Damaged flue removed from active flue and liners put in.

The Loss Adjuster wrote to the Complainants Representative reiterating the view that the damage to the chimney stack was not caused by a “recent chimney fire”.

The Adjuster went further and stated:

The most significant damage noted to the stack is historic and in our view it can only have happened when the particular flue that the cracking aligns to was in use. This was not within the last 9 years.

In rejecting the claim the Loss Adjuster had also relied on the claim that the Insurer’s position had been prejudiced as the works were completed “prior to demonstrating that the active flue had been damaged”.

The Complainants Representative responded emphasising that the repair works were carried out in order to mitigate further damage and highlighted that no CCTV was requested on the day of inspection.

Final Response Letter was issued. The letter reiterated the same reasons as previously mentioned and states it was clear that the issue of liability remained to be determined. On this basis, the Complainants Representative was wrong to advice the Complainant to go ahead with the repairs as no clearance was given by the Insurer.

 

Analysis

There was a delay by a month in reporting the claim and it is not clear why as the Complainants Representative attended in the days after the incident.

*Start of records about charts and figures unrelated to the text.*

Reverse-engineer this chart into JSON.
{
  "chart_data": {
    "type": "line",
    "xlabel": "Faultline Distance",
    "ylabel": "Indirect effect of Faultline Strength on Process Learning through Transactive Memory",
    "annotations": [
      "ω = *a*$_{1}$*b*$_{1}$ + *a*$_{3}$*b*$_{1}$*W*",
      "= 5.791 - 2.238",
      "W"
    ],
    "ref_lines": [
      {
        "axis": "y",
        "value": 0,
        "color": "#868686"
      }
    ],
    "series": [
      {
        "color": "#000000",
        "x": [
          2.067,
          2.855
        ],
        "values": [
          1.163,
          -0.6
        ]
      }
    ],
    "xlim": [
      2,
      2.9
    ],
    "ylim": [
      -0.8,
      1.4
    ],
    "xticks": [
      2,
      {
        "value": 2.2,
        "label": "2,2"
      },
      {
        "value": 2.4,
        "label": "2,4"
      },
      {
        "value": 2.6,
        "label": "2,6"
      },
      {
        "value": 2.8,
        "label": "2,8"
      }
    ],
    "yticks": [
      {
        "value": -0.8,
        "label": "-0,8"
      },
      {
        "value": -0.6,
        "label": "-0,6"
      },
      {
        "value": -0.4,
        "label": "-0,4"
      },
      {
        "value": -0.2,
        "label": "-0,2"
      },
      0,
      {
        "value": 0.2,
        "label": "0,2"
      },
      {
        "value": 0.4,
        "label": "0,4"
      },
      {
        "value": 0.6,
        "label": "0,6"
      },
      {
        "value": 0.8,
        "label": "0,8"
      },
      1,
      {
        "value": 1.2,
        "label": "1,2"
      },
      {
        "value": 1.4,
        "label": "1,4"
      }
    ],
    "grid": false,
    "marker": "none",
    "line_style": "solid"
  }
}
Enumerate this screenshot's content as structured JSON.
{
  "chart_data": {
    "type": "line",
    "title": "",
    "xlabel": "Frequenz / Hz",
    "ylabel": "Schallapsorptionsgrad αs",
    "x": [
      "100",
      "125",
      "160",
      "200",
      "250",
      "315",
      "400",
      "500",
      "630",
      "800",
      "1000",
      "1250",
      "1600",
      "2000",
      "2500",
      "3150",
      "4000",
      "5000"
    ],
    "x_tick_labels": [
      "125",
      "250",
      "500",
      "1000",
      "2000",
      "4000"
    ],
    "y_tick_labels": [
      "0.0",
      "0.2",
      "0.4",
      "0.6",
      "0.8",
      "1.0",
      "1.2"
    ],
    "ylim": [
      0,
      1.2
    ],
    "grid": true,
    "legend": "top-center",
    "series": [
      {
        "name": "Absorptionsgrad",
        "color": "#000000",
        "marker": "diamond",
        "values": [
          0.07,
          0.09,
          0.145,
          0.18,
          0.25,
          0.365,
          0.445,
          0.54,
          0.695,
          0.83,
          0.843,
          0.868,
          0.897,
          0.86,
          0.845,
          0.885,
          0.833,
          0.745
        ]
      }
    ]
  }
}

The FSPO accepts that the Complainant was acting within his rights in carrying out the temporary silicone repairs.

The Complainants Representative mistakenly advised the Insurer’s Loss Adjuster that a builder had carried out the temporary silicone repairs. The Insurer states that because of this there was no need for a CCTV inspection as a report from a builder would be produced which would address the nature and extent of the damage to the flue prior to repair works. It is clear that builders report was requested.

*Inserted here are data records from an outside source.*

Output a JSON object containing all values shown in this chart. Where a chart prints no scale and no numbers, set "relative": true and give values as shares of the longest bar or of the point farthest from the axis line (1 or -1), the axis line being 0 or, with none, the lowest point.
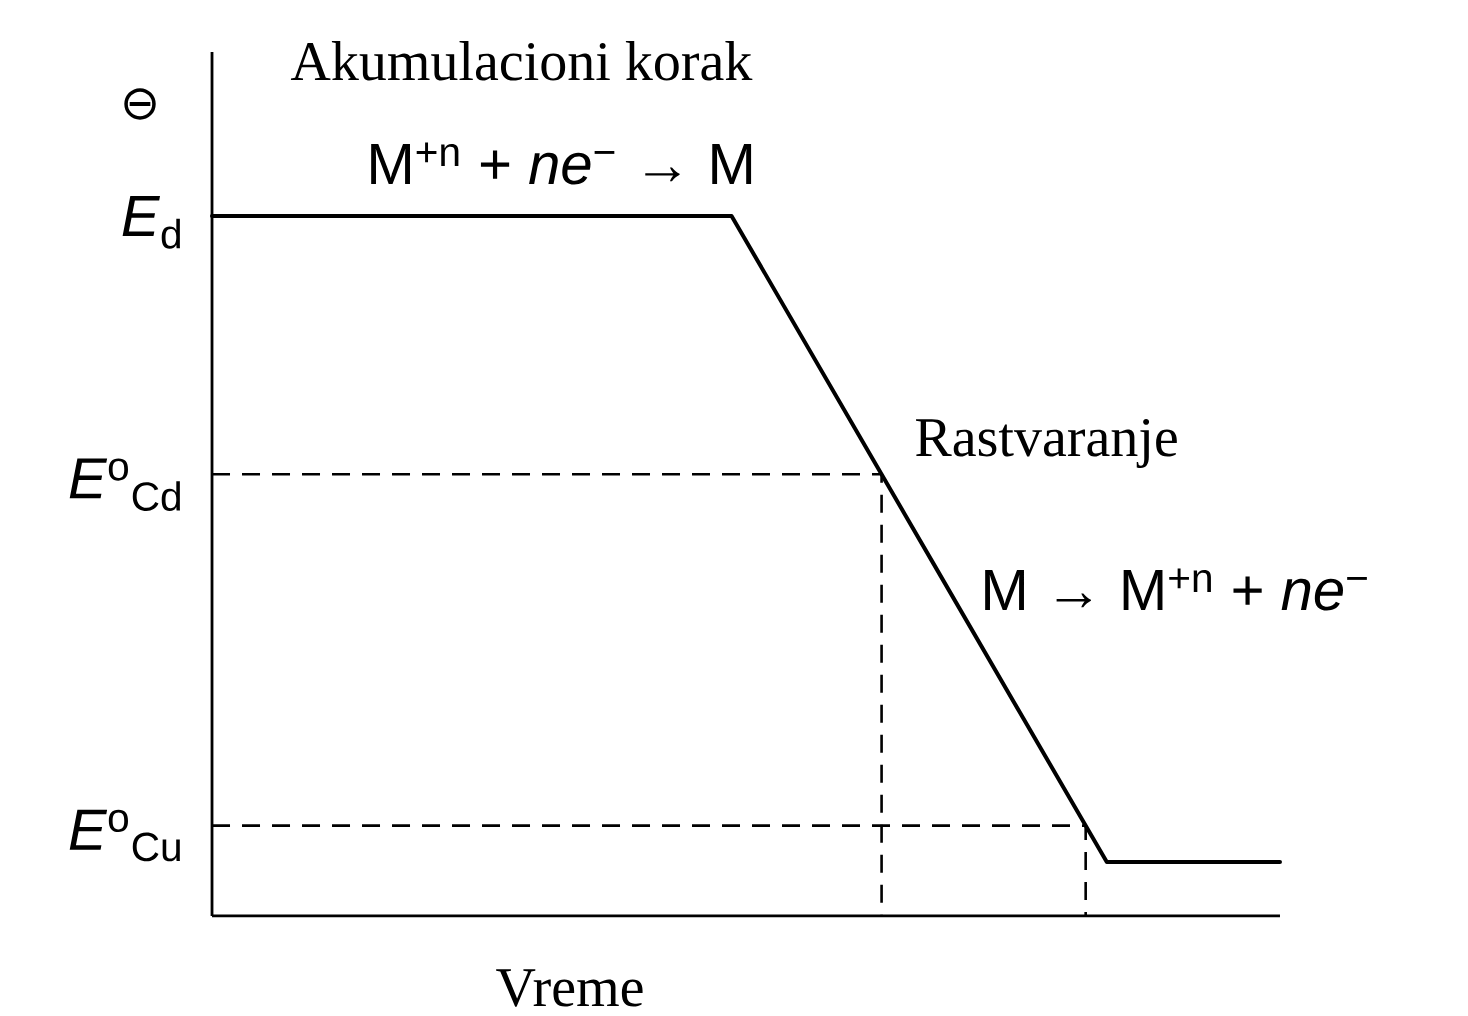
{
  "chart_data": {
    "type": "line",
    "relative": true,
    "xlabel": "Vreme",
    "ylabel": "⊖",
    "categories": [
      null,
      null,
      null,
      null,
      null,
      null,
      null,
      null,
      null,
      null,
      null,
      null,
      null,
      null,
      null,
      null,
      null,
      null,
      null,
      null,
      null,
      null,
      null,
      null,
      null,
      null,
      null,
      null,
      null,
      null,
      null,
      null,
      null,
      null,
      null,
      null,
      null,
      null
    ],
    "series": [
      {
        "color": "#000000",
        "values": [
          1,
          1,
          1,
          1,
          1,
          1,
          1,
          1,
          1,
          1,
          1,
          1,
          1,
          1,
          1,
          1,
          1,
          1,
          1,
          0.929,
          0.858,
          0.787,
          0.716,
          0.645,
          0.574,
          0.503,
          0.432,
          0.361,
          0.29,
          0.219,
          0.148,
          0.077,
          0.077,
          0.077,
          0.077,
          0.077,
          0.077,
          0.077
        ]
      }
    ],
    "ref_lines": [
      {
        "axis": "y",
        "value": 0.631,
        "label": "*E*$^{o}$$_{Cd}$",
        "line_style": "dashed",
        "color": "#000000"
      },
      {
        "axis": "y",
        "value": 0.129,
        "label": "*E*$^{o}$$_{Cu}$",
        "line_style": "dashed",
        "color": "#000000"
      }
    ],
    "annotations": [
      "Akumulacioni korak",
      "M$^{+n}$ + *ne*$^{−}$ → M",
      "Rastvaranje",
      "M → M$^{+n}$ + *ne*$^{−}$",
      "*E*$_{d}$"
    ]
  }
}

The Loss Adjuster had requested for a CCTV survey 3 weeks after the Complainants Representative advised of her mistake in advising that a builder had carried out the temporary repair work when it was the Complainants neighbour. Permanent works had already been completed. The terms of the policy state that no permanent repairs should be undertaken without the consent of the Insurer until the Insurer “shall have had an opportunity of making an inspection”. In this case the Insurer did have the opportunity of making an inspection. The same policy provision also requires an Insured to facilitate the Insurer “in every way requested”.

The FSPO accepts that the Insurer was entitled to revisit the question of a CCTV survey due to the fact a builders report wasn’t provided as promised on the day of inspection.

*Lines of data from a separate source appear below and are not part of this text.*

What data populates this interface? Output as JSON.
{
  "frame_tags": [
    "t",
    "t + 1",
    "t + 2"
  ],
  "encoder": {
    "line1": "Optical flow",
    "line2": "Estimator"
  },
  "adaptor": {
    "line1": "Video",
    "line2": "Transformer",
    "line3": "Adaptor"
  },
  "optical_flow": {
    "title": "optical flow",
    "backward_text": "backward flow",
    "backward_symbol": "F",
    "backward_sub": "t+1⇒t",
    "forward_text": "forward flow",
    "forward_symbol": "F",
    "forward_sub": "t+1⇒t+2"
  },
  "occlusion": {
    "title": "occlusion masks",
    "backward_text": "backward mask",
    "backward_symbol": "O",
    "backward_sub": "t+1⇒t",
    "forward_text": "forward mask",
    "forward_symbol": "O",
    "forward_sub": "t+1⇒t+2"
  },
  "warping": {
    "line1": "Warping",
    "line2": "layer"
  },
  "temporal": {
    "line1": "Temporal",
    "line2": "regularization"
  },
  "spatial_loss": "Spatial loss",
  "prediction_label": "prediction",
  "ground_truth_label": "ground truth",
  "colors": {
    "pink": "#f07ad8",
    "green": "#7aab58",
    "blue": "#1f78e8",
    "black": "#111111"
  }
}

It is unclear how could the Complainants Representative advise the Complainant to go ahead with the temporary works in the absence of consent from the Insurer. Insurer’s Loss Adjusters had raised concerns as to the cause of the crack to the chimney stack thereby clearly indicating that the Insurer was not accepting liability.

In order to establish weather, the Complainant has suffered a loss arising from the occurrence of an insured peril the Complainant did not produce the builders report which was promised on the day of inspection which might have dealt with the liability matter. Thereafter, the builder who completed the permanent work provided conflicting reports as to the nature of the damage, the first oral communication was different from the Complainants version of events. The FSPO are not satisfied that the builders subsequent email communications was sufficient to meet the threshold of proving a loss resulting from the occurrence of an insured peril. The cause of the loss was not addressed by the builder at all.

The FSPO accepts that the Complainant had failed to prove the suffering of a loss arising from occurrence of an insured peril. The Insurer was entitled to request the carrying out of further inspections to investigate the matter and, in circumstance where the inspections were impossible due to the fact the Complainant had carried out permanent repairs the insurer was entitled to rely on the prejudicing of its position as further grounds to decline the claim.

Had the permanent repairs had not yet been carried out. The Complainant would have been in a position to carry out a CCTV survey to proof that the damage to the chimney stack was a result of insured peril. In this case no proof has been provided nor its possible of being obtained.